Discipline concernées : histoire/lettres/arts plastiques

Période historique : le XXe siècle

Thématique : art-État-pouvoir/art-espace-temps

Objectif :

Ce projet permet à la fois de faire de l’histoire des arts avec les élèves mais aussi de les préparer à la nouvelle épreuve du Brevet des collèges.

Problématique :

Le domaine artistique privilégié est celui de la peinture : l’étude de deux portraits de Staline, totalement opposés, permettant d’aborder la notion de propagande et de totalitarisme dans le chapitre sur l’URSS.

Chap. 2 : L’URSS DE STALINE

Ce chapitre est traité entre en 3 leçons :

I. Le pouvoir en URSS

II. La collectivisation de l’économie en URSS

III. La société contrôlée par le pouvoir

C’est au cours de cette troisième leçon qu’a lieu le temps fort de l’HDA avec l’étude de deux portraits de Staline.

III. La société contrôlée par le pouvoir

Comment le pouvoir soviétique s’efforce-t-il de créer un « homme nouveau » ?

A. une société étroitement contrôlée

  1. L’art au service de la propagande:l’exemple de deux portraits de Staline
  2. La police surveille et emprisonne

B.Une société terrorisée

  1. Les camps du goulag
  2. Les procès de Moscou de 1936-38

Étude du portrait de Joseph Vissarionovitch Staline (Staline dans un fauteuil) de Georgui Roublev, 1935, Moscou, galerie internationale Tretiakov

Questionnaire pour les élèves

  1. Quelles sont les couleurs utilisées ?
  2. Quelle est la position de Staline ?
  3. Que lit-il ?
  4. Que pouvez vous dire de son regard ? De celui de son chien ?
  5. Comment pensez vous que l’artiste a été perçu par le pouvoir ?

L’artiste n’utilise que trois couleurs : le rouge, le blanc et le noir.
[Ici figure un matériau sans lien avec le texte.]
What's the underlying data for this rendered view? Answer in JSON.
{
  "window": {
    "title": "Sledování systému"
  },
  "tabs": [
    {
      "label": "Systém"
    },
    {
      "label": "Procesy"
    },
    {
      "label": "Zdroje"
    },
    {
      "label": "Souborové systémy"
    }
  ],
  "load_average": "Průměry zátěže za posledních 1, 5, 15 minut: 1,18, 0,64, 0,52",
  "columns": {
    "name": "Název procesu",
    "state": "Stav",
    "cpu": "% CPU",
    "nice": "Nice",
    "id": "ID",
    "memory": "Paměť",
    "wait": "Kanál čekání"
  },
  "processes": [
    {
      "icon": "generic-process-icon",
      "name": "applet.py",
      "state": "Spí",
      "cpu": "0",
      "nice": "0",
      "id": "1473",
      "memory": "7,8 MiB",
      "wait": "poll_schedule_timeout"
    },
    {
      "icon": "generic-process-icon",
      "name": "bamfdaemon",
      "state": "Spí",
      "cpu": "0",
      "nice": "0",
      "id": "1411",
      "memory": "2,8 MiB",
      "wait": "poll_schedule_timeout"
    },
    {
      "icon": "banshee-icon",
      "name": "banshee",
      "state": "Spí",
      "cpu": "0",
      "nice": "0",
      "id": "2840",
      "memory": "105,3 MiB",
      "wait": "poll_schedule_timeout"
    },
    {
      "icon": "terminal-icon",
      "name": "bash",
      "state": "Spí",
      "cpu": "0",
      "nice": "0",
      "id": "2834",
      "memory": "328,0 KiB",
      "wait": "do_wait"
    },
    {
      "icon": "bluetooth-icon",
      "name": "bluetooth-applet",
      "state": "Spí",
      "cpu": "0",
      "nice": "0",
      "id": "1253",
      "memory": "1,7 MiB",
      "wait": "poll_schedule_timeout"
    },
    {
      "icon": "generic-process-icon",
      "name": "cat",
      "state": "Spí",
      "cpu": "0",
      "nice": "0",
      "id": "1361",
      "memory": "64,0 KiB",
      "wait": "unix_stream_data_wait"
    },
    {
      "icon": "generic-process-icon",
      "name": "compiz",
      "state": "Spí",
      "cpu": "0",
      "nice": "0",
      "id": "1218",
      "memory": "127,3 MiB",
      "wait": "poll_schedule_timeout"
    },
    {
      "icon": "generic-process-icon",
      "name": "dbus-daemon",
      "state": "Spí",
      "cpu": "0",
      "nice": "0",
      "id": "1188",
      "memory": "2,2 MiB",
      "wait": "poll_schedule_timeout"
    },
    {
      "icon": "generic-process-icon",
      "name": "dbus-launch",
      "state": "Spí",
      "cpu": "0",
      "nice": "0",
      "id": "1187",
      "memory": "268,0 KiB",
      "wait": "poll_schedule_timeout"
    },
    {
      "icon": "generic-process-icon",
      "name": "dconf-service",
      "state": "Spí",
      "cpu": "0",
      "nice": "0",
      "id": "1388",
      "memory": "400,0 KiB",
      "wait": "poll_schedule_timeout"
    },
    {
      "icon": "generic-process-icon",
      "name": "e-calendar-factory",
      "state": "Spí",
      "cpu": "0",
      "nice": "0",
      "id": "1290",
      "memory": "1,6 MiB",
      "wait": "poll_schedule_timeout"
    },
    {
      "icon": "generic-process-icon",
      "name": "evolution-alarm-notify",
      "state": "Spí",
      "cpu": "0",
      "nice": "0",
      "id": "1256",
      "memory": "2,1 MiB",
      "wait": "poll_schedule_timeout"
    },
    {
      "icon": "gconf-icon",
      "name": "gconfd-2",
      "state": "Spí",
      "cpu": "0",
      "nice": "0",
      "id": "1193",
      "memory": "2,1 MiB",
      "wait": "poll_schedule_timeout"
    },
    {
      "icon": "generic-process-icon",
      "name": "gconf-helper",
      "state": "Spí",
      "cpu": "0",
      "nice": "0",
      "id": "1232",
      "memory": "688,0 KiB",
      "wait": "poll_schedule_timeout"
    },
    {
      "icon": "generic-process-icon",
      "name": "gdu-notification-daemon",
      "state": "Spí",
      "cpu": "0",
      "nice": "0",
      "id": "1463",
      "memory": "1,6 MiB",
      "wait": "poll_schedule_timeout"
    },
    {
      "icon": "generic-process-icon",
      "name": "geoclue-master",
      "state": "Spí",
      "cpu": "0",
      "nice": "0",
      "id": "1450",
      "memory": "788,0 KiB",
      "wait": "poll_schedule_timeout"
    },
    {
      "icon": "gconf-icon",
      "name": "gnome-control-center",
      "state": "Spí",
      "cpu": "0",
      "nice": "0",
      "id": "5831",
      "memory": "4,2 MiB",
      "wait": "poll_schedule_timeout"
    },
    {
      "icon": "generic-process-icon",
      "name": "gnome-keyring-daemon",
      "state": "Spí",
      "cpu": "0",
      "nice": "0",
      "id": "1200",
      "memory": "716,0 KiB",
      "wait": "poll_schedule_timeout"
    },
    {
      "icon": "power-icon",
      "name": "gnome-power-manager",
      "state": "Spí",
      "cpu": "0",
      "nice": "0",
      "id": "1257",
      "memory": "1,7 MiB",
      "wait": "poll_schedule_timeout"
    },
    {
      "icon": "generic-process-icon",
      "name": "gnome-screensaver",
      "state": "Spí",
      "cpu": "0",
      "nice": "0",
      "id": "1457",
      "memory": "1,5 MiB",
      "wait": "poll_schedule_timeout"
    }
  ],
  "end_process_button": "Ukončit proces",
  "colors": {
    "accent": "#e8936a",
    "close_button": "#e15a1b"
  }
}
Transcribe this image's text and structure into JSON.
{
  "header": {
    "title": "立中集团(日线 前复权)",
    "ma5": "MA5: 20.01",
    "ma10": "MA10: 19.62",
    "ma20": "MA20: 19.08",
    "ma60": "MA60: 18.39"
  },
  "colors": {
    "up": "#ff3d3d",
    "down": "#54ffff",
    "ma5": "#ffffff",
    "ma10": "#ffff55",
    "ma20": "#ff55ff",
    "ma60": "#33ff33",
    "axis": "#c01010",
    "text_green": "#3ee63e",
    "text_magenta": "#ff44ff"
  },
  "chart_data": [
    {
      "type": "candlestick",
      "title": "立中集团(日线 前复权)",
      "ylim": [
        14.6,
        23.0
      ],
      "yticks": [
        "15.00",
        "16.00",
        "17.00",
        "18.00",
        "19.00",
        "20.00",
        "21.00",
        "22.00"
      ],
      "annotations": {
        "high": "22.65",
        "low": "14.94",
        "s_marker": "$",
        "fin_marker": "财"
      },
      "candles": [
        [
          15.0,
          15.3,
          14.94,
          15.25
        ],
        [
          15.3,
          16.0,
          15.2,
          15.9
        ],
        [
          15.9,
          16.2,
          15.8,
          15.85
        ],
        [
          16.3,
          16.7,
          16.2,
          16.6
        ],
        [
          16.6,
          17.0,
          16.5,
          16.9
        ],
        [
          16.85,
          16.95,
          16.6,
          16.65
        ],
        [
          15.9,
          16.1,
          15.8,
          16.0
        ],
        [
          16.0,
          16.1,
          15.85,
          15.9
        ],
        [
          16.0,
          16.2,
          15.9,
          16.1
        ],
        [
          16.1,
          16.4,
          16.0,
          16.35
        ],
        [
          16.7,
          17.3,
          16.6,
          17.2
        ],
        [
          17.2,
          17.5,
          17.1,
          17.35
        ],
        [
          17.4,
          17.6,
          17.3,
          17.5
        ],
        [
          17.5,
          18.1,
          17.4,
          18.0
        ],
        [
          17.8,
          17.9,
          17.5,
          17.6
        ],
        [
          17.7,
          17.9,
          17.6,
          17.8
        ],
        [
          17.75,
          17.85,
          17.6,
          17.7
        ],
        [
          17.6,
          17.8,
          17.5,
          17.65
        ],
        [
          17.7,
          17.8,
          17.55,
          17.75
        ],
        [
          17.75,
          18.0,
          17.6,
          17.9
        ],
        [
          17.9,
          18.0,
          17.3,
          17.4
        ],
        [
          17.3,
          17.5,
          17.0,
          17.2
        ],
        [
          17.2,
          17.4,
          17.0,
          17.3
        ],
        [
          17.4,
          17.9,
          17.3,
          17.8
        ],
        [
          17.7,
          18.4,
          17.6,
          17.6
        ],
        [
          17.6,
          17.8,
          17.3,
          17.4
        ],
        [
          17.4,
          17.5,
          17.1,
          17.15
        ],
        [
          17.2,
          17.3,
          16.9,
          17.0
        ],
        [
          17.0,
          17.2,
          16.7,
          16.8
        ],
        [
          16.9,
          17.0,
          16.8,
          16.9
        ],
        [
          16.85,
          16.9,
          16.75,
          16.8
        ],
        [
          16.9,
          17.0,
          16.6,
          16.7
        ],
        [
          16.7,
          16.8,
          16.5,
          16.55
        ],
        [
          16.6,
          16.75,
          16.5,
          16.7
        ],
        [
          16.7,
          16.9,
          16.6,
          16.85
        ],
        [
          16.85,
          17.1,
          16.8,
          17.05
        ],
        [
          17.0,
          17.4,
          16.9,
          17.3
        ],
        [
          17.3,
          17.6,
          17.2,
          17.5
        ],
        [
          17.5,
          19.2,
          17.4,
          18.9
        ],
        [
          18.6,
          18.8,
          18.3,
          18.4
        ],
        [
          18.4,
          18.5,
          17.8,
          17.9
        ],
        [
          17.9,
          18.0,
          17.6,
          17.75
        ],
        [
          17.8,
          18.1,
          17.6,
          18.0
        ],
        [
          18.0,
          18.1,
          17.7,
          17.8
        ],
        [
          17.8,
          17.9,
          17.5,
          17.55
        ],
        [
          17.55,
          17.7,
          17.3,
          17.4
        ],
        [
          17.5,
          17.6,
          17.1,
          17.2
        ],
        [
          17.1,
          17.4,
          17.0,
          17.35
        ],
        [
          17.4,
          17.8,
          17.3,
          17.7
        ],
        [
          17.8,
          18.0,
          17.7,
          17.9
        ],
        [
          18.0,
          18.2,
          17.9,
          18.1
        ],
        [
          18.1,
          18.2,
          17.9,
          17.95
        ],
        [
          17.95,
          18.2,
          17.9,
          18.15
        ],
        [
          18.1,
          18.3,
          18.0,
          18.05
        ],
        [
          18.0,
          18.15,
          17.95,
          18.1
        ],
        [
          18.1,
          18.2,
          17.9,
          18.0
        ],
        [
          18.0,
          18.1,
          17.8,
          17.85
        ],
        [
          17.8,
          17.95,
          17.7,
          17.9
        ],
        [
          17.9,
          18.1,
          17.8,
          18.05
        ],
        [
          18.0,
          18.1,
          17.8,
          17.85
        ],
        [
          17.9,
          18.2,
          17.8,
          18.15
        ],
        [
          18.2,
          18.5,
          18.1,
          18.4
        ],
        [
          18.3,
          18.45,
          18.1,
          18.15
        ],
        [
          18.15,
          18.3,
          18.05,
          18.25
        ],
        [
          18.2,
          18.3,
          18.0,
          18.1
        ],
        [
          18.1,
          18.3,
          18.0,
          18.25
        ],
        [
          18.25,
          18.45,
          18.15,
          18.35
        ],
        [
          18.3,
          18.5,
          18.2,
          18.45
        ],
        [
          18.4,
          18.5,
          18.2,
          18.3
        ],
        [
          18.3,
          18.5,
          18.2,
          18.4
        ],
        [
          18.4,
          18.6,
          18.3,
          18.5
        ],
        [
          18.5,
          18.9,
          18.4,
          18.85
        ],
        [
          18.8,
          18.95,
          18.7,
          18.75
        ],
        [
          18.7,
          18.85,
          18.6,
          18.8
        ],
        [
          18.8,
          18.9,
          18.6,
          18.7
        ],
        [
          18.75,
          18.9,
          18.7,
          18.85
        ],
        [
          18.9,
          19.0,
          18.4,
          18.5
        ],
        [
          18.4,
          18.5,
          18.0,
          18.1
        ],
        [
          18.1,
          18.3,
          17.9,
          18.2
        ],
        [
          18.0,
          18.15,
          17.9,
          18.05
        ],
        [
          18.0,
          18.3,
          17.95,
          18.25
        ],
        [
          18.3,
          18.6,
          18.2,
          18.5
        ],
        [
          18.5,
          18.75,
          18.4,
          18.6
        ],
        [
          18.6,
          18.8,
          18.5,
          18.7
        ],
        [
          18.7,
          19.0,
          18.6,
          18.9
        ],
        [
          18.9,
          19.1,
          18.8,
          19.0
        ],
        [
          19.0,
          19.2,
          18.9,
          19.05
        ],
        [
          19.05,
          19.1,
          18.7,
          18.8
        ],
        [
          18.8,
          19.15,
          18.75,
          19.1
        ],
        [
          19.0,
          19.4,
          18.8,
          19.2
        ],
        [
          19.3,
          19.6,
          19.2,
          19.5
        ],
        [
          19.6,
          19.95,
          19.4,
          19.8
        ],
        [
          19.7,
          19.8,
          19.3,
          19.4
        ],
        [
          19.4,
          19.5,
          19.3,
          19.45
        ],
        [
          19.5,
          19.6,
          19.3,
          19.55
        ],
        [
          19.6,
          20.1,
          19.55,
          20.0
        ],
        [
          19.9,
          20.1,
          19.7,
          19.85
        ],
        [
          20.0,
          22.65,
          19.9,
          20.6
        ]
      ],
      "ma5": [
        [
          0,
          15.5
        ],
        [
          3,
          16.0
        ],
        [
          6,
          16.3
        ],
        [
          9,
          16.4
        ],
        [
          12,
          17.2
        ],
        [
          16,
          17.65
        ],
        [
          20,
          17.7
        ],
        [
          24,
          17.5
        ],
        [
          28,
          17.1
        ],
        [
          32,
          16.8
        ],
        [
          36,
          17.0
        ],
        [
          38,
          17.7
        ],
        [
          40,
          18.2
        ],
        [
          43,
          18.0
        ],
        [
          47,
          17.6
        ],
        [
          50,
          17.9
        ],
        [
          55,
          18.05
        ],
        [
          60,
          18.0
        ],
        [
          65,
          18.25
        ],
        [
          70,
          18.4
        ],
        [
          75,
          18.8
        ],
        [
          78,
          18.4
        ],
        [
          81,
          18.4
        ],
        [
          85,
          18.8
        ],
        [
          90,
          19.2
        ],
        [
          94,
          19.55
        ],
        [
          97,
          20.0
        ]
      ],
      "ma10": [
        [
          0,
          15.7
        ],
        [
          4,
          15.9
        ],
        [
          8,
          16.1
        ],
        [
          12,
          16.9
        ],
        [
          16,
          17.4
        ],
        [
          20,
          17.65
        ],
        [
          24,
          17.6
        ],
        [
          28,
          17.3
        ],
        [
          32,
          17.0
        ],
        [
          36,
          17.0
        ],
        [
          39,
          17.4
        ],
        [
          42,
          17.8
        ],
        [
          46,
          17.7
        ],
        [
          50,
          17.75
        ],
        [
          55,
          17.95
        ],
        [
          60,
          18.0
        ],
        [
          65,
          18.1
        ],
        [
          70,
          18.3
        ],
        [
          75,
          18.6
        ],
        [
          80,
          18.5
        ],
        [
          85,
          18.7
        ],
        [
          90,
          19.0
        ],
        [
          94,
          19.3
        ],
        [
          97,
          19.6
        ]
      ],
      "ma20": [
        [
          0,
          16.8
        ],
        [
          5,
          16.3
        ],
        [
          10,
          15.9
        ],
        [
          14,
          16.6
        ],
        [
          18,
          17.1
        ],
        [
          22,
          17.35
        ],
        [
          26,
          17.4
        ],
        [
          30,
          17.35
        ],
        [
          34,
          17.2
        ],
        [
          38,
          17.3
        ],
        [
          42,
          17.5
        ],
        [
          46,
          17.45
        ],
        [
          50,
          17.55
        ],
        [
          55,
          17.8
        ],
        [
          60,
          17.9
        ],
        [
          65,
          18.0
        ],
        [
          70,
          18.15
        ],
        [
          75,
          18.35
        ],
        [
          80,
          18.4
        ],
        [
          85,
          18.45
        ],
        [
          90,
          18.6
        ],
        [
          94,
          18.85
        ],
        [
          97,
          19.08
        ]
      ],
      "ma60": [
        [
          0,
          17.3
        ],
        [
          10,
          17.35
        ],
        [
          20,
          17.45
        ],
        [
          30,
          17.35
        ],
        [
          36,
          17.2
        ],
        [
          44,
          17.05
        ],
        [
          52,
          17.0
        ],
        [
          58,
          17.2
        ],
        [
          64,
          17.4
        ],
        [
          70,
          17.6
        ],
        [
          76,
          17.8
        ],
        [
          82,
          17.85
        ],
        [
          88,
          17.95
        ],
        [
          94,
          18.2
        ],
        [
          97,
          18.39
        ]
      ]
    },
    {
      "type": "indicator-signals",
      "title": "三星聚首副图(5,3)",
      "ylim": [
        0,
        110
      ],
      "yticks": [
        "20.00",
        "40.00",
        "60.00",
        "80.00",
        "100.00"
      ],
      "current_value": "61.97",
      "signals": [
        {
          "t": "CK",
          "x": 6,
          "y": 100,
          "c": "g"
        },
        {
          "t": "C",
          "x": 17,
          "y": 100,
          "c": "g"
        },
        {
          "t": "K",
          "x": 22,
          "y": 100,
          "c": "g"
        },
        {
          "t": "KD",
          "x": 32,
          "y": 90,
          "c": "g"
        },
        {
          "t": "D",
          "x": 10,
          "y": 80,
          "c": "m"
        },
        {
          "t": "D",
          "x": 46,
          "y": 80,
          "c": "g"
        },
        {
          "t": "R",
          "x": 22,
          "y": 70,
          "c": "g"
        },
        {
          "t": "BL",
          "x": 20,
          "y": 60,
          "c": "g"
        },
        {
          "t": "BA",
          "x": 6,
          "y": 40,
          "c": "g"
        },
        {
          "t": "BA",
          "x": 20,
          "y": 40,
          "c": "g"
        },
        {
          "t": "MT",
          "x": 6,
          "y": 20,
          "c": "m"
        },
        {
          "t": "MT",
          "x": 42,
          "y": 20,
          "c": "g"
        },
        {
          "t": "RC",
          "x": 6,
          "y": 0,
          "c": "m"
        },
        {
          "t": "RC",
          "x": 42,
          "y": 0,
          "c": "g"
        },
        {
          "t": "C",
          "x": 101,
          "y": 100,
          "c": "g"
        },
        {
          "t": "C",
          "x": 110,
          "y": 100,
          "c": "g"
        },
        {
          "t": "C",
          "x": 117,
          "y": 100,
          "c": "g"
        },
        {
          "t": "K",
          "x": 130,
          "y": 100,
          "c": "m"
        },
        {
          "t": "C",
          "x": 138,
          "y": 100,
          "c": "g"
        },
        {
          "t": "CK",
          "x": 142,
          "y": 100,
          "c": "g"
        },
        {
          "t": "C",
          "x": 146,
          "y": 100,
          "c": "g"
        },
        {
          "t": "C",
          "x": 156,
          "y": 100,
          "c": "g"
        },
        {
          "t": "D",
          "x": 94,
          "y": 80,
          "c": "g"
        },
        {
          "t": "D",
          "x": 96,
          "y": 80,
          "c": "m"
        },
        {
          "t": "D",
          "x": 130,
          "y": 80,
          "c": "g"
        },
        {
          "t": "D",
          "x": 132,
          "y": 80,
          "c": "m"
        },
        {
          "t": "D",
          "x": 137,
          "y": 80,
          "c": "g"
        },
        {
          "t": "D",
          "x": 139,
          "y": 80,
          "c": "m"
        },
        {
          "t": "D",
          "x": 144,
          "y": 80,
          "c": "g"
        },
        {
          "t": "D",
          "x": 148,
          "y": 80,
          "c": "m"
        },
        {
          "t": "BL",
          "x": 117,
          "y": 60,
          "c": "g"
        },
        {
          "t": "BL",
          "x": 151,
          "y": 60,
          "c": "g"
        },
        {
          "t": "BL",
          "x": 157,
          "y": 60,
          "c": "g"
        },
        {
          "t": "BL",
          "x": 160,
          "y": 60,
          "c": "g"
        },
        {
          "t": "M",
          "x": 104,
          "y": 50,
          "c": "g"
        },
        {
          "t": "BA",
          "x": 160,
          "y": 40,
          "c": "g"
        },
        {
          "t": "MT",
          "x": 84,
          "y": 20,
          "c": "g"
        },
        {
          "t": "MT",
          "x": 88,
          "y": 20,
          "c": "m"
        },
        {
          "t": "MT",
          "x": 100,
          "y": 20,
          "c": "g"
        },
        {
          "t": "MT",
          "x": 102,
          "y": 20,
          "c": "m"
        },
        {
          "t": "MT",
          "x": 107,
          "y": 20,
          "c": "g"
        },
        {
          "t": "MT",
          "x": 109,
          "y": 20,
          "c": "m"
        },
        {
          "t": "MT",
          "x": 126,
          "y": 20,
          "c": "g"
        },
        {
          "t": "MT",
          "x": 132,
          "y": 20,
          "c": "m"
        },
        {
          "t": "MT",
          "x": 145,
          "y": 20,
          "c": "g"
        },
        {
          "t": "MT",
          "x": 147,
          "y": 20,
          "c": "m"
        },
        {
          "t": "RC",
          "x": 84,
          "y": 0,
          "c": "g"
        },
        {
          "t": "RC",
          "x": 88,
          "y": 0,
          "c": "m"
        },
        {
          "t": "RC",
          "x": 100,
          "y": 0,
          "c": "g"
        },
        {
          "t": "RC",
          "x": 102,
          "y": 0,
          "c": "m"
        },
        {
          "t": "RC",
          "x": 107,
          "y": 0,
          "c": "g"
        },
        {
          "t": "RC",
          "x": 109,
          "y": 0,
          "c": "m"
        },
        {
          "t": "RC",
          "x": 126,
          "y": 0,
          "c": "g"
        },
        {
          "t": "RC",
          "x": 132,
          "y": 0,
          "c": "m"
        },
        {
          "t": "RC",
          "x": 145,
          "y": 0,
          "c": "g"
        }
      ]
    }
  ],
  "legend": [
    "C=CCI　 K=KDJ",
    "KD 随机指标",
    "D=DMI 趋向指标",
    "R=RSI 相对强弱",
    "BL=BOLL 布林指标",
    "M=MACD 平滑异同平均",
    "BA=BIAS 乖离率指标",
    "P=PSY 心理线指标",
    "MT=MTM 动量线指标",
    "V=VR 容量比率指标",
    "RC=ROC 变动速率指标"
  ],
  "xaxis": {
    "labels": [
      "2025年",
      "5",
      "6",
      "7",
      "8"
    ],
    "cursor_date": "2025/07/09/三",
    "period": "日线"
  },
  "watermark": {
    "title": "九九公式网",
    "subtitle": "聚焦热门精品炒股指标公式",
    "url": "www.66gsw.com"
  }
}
Le rouge est bien sûr la couleur de la révolution, mais aussi tout simplement la couleur symbolisant le pouvoir de Staline. Roublev nous montre un Staline roublard, au regard manipulateur et dur, bien loin des portraits officiels de propagande de l’époque.

Le chien, tapi à ses pieds, au regard également très dur, pourrait évoquer la police politique et les arrestations arbitraires qui se multiplient, annonçant déjà la période des purges et des grands procès.

La position de Staline sur la toile est à la fois centrale et dominatrice mais aussi confortable : c’est l’image du pouvoir qu’il s’est construit.
Staline est en train de lire le journal « la Pravda » (qui est un mot russe signifiant la vérité !!!) : cela nous montre qu’il contrôle la presse, la culture, les idées.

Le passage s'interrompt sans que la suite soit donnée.